Author | : Steven Nadler |
Publisher | : John Wiley & Sons |
Total Pages | : 675 |
Release | : 2008-04-15 |
Genre | : Philosophy |
ISBN | : 0470998830 |
Download A Companion to Early Modern Philosophy Book in PDF, ePub and Kindle
This is a reference for early modern philosophy. Representing the most contemporary research in the history of early modern philosophy, it is organized by thinker rather than theme, and covers every important philosopher and philosophical movement of 16th- and 18th-century Europe.

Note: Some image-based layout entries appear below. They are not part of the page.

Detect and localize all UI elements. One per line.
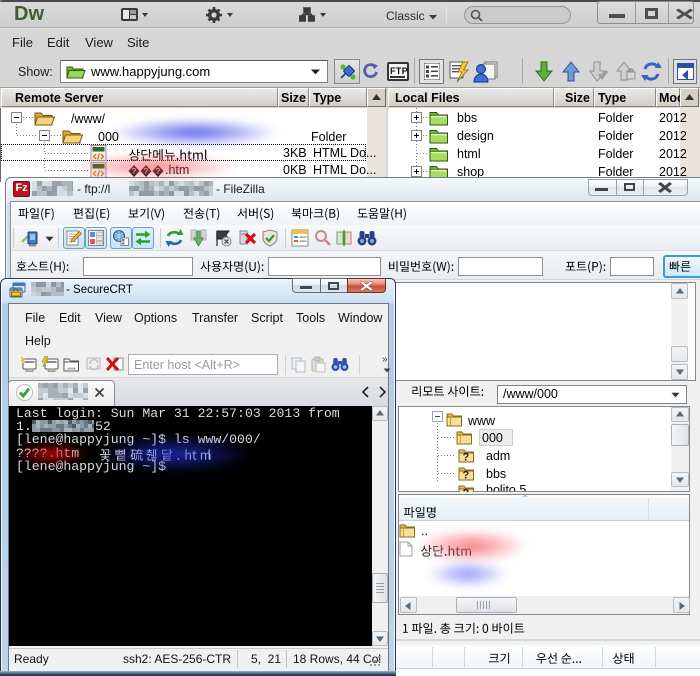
svg-text:?: ?	[463, 470, 470, 482]
svg-text:?: ?	[463, 452, 470, 464]
svg-text:?: ?	[463, 488, 470, 493]
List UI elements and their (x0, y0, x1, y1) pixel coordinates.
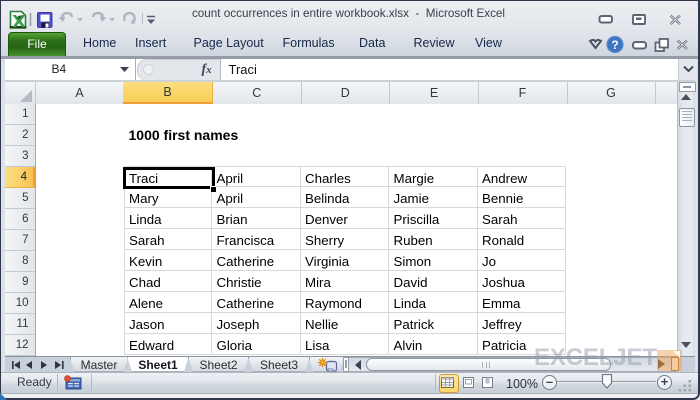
svg-text:?: ? (611, 38, 618, 52)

Author | : Steven Nadler |
Publisher | : Oxford University Press, USA |
Total Pages | : 843 |
Release | : 2019-04-25 |
Genre | : Philosophy, French |
ISBN | : 0198796900 |
Download The Oxford Handbook of Descartes and Cartesianism Book in PDF, ePub and Kindle
The Oxford Handbook of Descartes and Cartesianism comprises fifty specially written chapters on Rene Descartes (1596-1650) and Cartesianism, the dominant paradigm for philosophy and science in the seventeenth century, written by an international group of leading scholars of early modern philosophy. The first part focuses on the various aspects of Descartes's biography (including his background, intellectual contexts, writings, and correspondence) and philosophy, with chapters on his epistemology, method, metaphysics, physics, mathematics, moral philosophy, political thought, medical thought, and aesthetics. The chapters of the second part are devoted to the defense, development and modification of Descartes's ideas by later generations of Cartesian philosophers in France, the Netherlands, Italy, and elsewhere. The third and final part considers the opposition to Cartesian philosophy by other philosophers, as well as by civil, ecclesiastic, and academic authorities. This handbook provides an extensive overview of Cartesianism - its doctrines, its legacies and its fortunes - in the period based on the latest research.

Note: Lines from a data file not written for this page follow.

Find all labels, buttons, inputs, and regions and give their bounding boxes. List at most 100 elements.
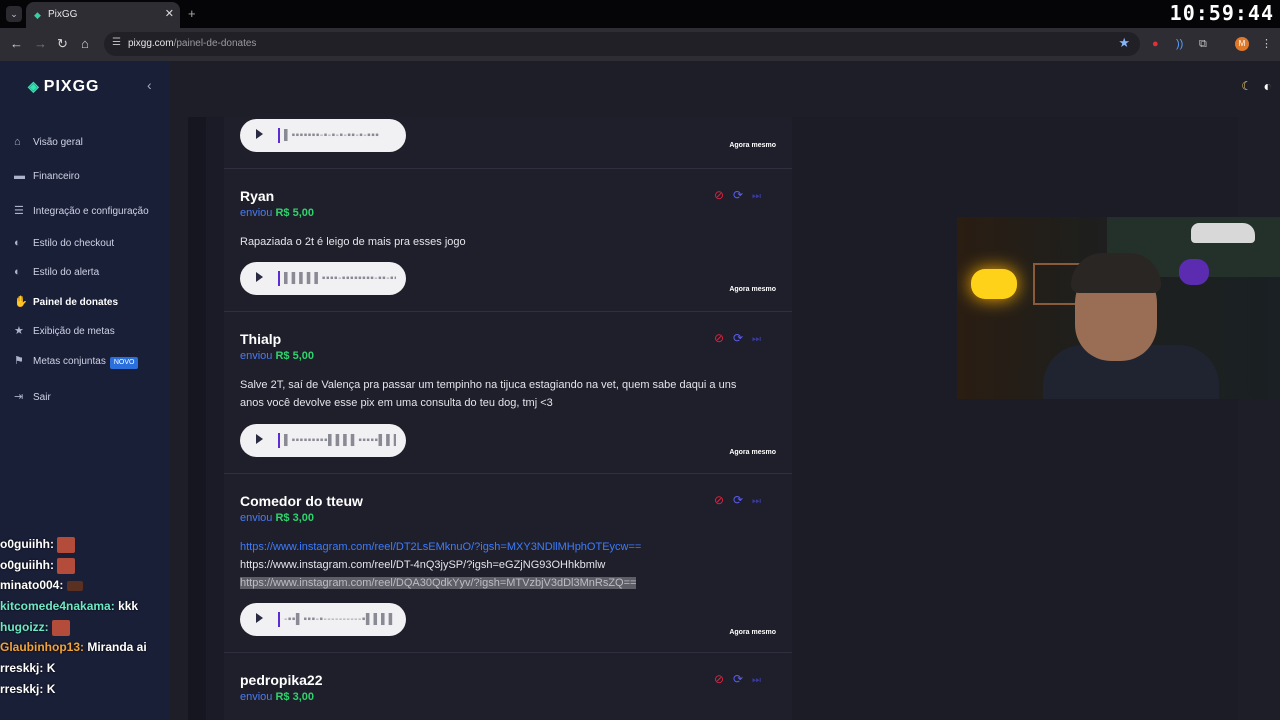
goal-icon: ⚑ (14, 355, 24, 367)
theme-toggle-moon-icon[interactable]: ◐ (1264, 78, 1272, 94)
bookmark-star-icon[interactable]: ★ (1118, 35, 1130, 51)
audio-player[interactable]: ▌▌▌▌▌▪▪▪▪-▪▪▪▪▪▪▪▪-▪▪-▪▪ (240, 262, 406, 295)
card-actions: ⊘ ⟳ ⏭ (714, 493, 766, 509)
donate-card: Ryan enviou R$ 5,00 ⊘ ⟳ ⏭ Rapaziada o 2t é… (224, 169, 792, 312)
replay-icon[interactable]: ⟳ (733, 672, 747, 686)
skip-icon[interactable]: ⏭ (752, 333, 766, 347)
donor-name: Thialp (240, 331, 282, 347)
skip-icon[interactable]: ⏭ (752, 190, 766, 204)
sidebar-item-painel-donates[interactable]: ✋ Painel de donates (14, 293, 118, 311)
sidebar-item-estilo-checkout[interactable]: ◐ Estilo do checkout (14, 234, 114, 252)
donor-name: Ryan (240, 188, 275, 204)
tab-search-chevron-icon[interactable]: ⌄ (6, 6, 22, 22)
donate-time: Agora mesmo (729, 142, 776, 149)
browser-tab-bar: ⌄ ◆ PixGG ✕ + 10:59:44 (0, 0, 1280, 28)
webcam-overlay (957, 217, 1280, 399)
stream-clock: 10:59:44 (1169, 1, 1274, 25)
sidebar-item-exibicao-metas[interactable]: ★ Exibição de metas (14, 322, 115, 340)
extensions-puzzle-icon[interactable]: ⧉ (1199, 37, 1207, 51)
play-icon[interactable] (256, 129, 263, 139)
playhead (278, 612, 280, 627)
playhead (278, 271, 280, 286)
donate-time: Agora mesmo (729, 286, 776, 293)
pixgg-logo[interactable]: ◈ PIXGG (28, 78, 99, 96)
chat-line: o0guiihh: (0, 534, 170, 555)
play-icon[interactable] (256, 272, 263, 282)
url-text: pixgg.com/painel-de-donates (128, 38, 257, 49)
waveform[interactable]: ▌▌▌▌▌▪▪▪▪-▪▪▪▪▪▪▪▪-▪▪-▪▪ (284, 272, 396, 285)
waveform[interactable]: -▪▪▌▪▪▪-▪----------▪▌▌▌▌- (284, 613, 396, 626)
browser-tab[interactable]: ◆ PixGG ✕ (26, 2, 180, 28)
sidebar-item-sair[interactable]: ⇥ Sair (14, 388, 51, 406)
donate-feed[interactable]: ▌▪▪▪▪▪▪▪-▪-▪-▪-▪▪-▪-▪▪▪ Agora mesmo Ryan… (224, 117, 792, 720)
stream-chat-overlay: o0guiihh: o0guiihh: minato004: kitcomede… (0, 534, 170, 700)
skip-icon[interactable]: ⏭ (752, 674, 766, 688)
chat-line: rreskkj: K (0, 661, 56, 676)
block-icon[interactable]: ⊘ (714, 331, 728, 345)
sidebar-item-estilo-alerta[interactable]: ◐ Estilo do alerta (14, 263, 99, 281)
palette-icon: ◐ (14, 266, 21, 278)
reload-icon[interactable]: ↻ (57, 36, 68, 52)
chat-emote-icon (66, 581, 83, 592)
home-icon: ⌂ (14, 136, 21, 148)
home-icon[interactable]: ⌂ (81, 36, 89, 52)
donation-amount: enviou R$ 3,00 (240, 512, 315, 524)
donation-amount: enviou R$ 5,00 (240, 207, 315, 219)
new-badge: NOVO (109, 357, 139, 369)
donor-name: pedropika22 (240, 672, 323, 688)
chat-line: hugoizz: (0, 617, 170, 638)
logout-icon: ⇥ (14, 391, 24, 403)
new-tab-button[interactable]: + (188, 6, 196, 21)
donation-amount: enviou R$ 5,00 (240, 350, 315, 362)
chat-line: kitcomede4nakama: kkk (0, 599, 139, 614)
replay-icon[interactable]: ⟳ (733, 331, 747, 345)
back-arrow-icon[interactable]: ← (10, 36, 23, 52)
theme-toggle-sun-icon[interactable]: ☾ (1241, 79, 1252, 93)
audio-player[interactable]: ▌▪▪▪▪▪▪▪▪▪▌▌▌▌▪▪▪▪▪▌▌▌▌▌ (240, 424, 406, 457)
extension-red-icon[interactable]: ● (1152, 37, 1159, 51)
palette-icon: ◐ (14, 237, 21, 249)
webcam-heart-decor (1179, 259, 1209, 285)
waveform[interactable]: ▌▪▪▪▪▪▪▪-▪-▪-▪-▪▪-▪-▪▪▪ (284, 129, 396, 142)
audio-player[interactable]: ▌▪▪▪▪▪▪▪-▪-▪-▪-▪▪-▪-▪▪▪ (240, 119, 406, 152)
sidebar-item-visao-geral[interactable]: ⌂ Visão geral (14, 133, 83, 151)
profile-avatar[interactable]: M (1235, 37, 1249, 51)
waveform[interactable]: ▌▪▪▪▪▪▪▪▪▪▌▌▌▌▪▪▪▪▪▌▌▌▌▌ (284, 434, 396, 447)
play-icon[interactable] (256, 434, 263, 444)
tab-title: PixGG (48, 9, 78, 20)
play-icon[interactable] (256, 613, 263, 623)
browser-menu-icon[interactable]: ⋮ (1261, 37, 1272, 51)
instagram-link[interactable]: https://www.instagram.com/reel/DT2LsEMkn… (240, 541, 641, 553)
donor-name: Comedor do tteuw (240, 493, 363, 509)
sidebar-item-integracao[interactable]: ☰ Integração e configuração (14, 202, 149, 220)
block-icon[interactable]: ⊘ (714, 672, 728, 686)
collapse-sidebar-icon[interactable]: ‹ (147, 77, 152, 93)
block-icon[interactable]: ⊘ (714, 493, 728, 507)
instagram-link-selected[interactable]: https://www.instagram.com/reel/DQA30QdkY… (240, 577, 637, 589)
sidebar-item-financeiro[interactable]: ▬ Financeiro (14, 167, 80, 185)
forward-arrow-icon[interactable]: → (34, 36, 47, 52)
site-settings-icon[interactable]: ☰ (112, 37, 121, 48)
webcam-streamer-hair (1071, 253, 1161, 293)
sidebar-item-metas-conjuntas[interactable]: ⚑ Metas conjuntas NOVO (14, 352, 139, 370)
donate-time: Agora mesmo (729, 629, 776, 636)
chat-line: o0guiihh: (0, 555, 170, 576)
skip-icon[interactable]: ⏭ (752, 495, 766, 509)
webcam-lamp (971, 269, 1017, 299)
address-bar[interactable]: ☰ pixgg.com/painel-de-donates ★ (104, 32, 1140, 56)
replay-icon[interactable]: ⟳ (733, 188, 747, 202)
block-icon[interactable]: ⊘ (714, 188, 728, 202)
extension-signal-icon[interactable]: )) (1176, 37, 1183, 51)
pixgg-logo-mark-icon: ◈ (28, 78, 40, 94)
replay-icon[interactable]: ⟳ (733, 493, 747, 507)
audio-player[interactable]: -▪▪▌▪▪▪-▪----------▪▌▌▌▌- (240, 603, 406, 636)
card-actions: ⊘ ⟳ ⏭ (714, 672, 766, 688)
wallet-icon: ▬ (14, 170, 25, 182)
chat-emote-icon (57, 557, 76, 574)
donate-card: Comedor do tteuw enviou R$ 3,00 ⊘ ⟳ ⏭ http… (224, 474, 792, 653)
instagram-link[interactable]: https://www.instagram.com/reel/DT-4nQ3jy… (240, 559, 605, 571)
tab-close-icon[interactable]: ✕ (165, 7, 174, 20)
donation-message: Rapaziada o 2t é leigo de mais pra esses… (240, 236, 466, 248)
donate-icon: ✋ (14, 296, 28, 308)
chat-line: rreskkj: K (0, 681, 56, 696)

Author | : Stephen Gaukroger |
Publisher | : Clarendon Press |
Total Pages | : 576 |
Release | : 2008-10-23 |
Genre | : Philosophy |
ISBN | : 0191563919 |
Download The Emergence of a Scientific Culture Book in PDF, ePub and Kindle
Why did science emerge in the West and how did scientific values come to be regarded as the yardstick for all other forms of knowledge? Stephen Gaukroger shows just how bitterly the cognitive and cultural standing of science was contested in its early development. Rejecting the traditional picture of secularization, he argues that science in the seventeenth century emerged not in opposition to religion but rather was in many respects driven by it. Moreover, science did not present a unified picture of nature but was an unstable field of different, often locally successful but just as often incompatible, programmes. To complicate matters, much depended on attempts to reshape the persona of the natural philosopher, and distinctive new notions of objectivity and impartiality were imported into natural philosophy, changing its character radically by redefining the qualities of its practitioners. The West's sense of itself, its relation to its past, and its sense of its future, have been profoundly altered since the seventeenth century, as cognitive values generally have gradually come to be shaped around scientific ones. Science has not merely brought a new set of such values to the task of understanding the world and our place in it, but rather has completely transformed the task, redefining the goals of enquiry. This distinctive feature of the development of a scientific culture in the West marks it out from other scientifically productive cultures. In The Emergence of a Scientific Culture, Stephen Gaukroger offers a detailed and comprehensive account of the formative stages of this development—-and one which challenges the received wisdom that science was seen to be self-evidently the correct path to knowledge and that the benefits of science were immediately obvious to the disinterested observer.